Risk factors associated with RCVS include certain prescription medications, such as anti-depressants, nasal decongestants, nicotine patches and head injuries.
It could also be triggered by blood and intravenous immunoglobulin transfusions, as well as vasoactive secreting tumours.
UK and EU health watchdogs are probing the possible decongestant connection after reports of PRES and RCVS among people taking medication containing pseudoephedrine.
What are the tell-tale symptoms?
Signs of PRES often include headaches, vision problems and seizures — found in over two thirds of cases — according to the NHS.
Those suffering from the condition may also experience confusion, weaknesses of one or more limbs, nausea and difficulty when speaking.
The symptoms of PRES usually come on quickly, in just a matter of hours, and worsen over a period of 12 to 48 hours.
A severe ‘thunderclap’ headache is the hallmark sign of RCVS and it may be the only symptom.
But other signs can include seizures, vision problems and weakness on one side of the body.
Some also experience difficulty understanding others when they’re speaking and difficulty speaking themselves.
Decongestants including Sudafed and Day & Night Nurse might be pulled from shelves or even made prescription-only because of links to the rare but deadly brain disorders. The Medicines and Healthcare products Regulatory Agency (MHRA), which polices the safety of drugs used in Britain, is behind the review.
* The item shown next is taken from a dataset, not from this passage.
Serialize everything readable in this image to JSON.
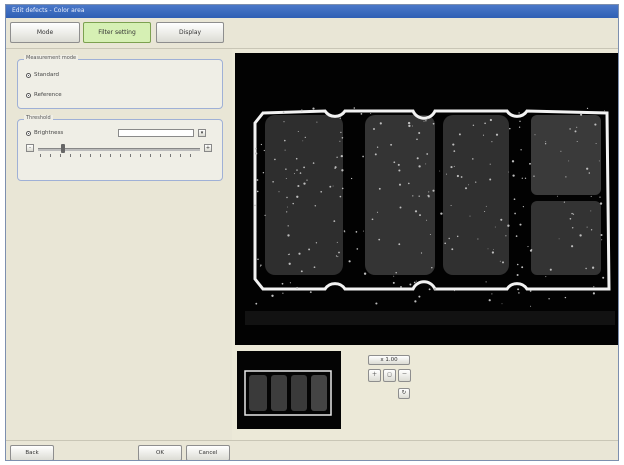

The health watchdog told MailOnline yesterday that cases have been ‘very rarely reported with these medicines’
Can it kill?
In the vast majority of cases of PRES and RCVS, patients recover from their symptoms.
But in some instances, it can be life-threatening.
Recent studies also suggest that RCVS and PRES both increase the long-term risk of strokes, raising the risk of death.
The mortality rate is thought to sit between three and six per cent of all cases of PRES and under five percent of RCVS cases.
Can it be treated?
Diagnosis of both PRES and RCVS is difficult.
An MRI, CT scan and angiogram — an X-ray of the blood vessels — may be needed.
But if recognised and treated promptly, PRES usually fully resolves within a week.
Experts often recommend that patient’s blood pressure is reduced by 25 per cent in the first few hours of treatment.
But PRES may recur in around five to ten per cent of cases, more commonly in patients with uncontrolled hypertension.
Treatment of RCVS depends on the severity of the condition.
But it usually involves managing blood pressure, severe headaches, and other complications, such as seizures.
Fluids are also often administered through an IV drip and migraine treatments, such as aspirin, may also be prescribed.
When should I see a doctor?
Anyone thought to have the symptoms of PRES or RCVS should seek medical help immediately.
Severe forms of the condition will need to be treated in hospital.
Following brain scans, sometimes further investigations may need to be performed.
According to the NHS, this includes blood tests and a lumbar puncture — a thin needle is inserted between the bones in your lower spine — to rule out other causes of symptoms that may cause similar narrowing of the blood vessels.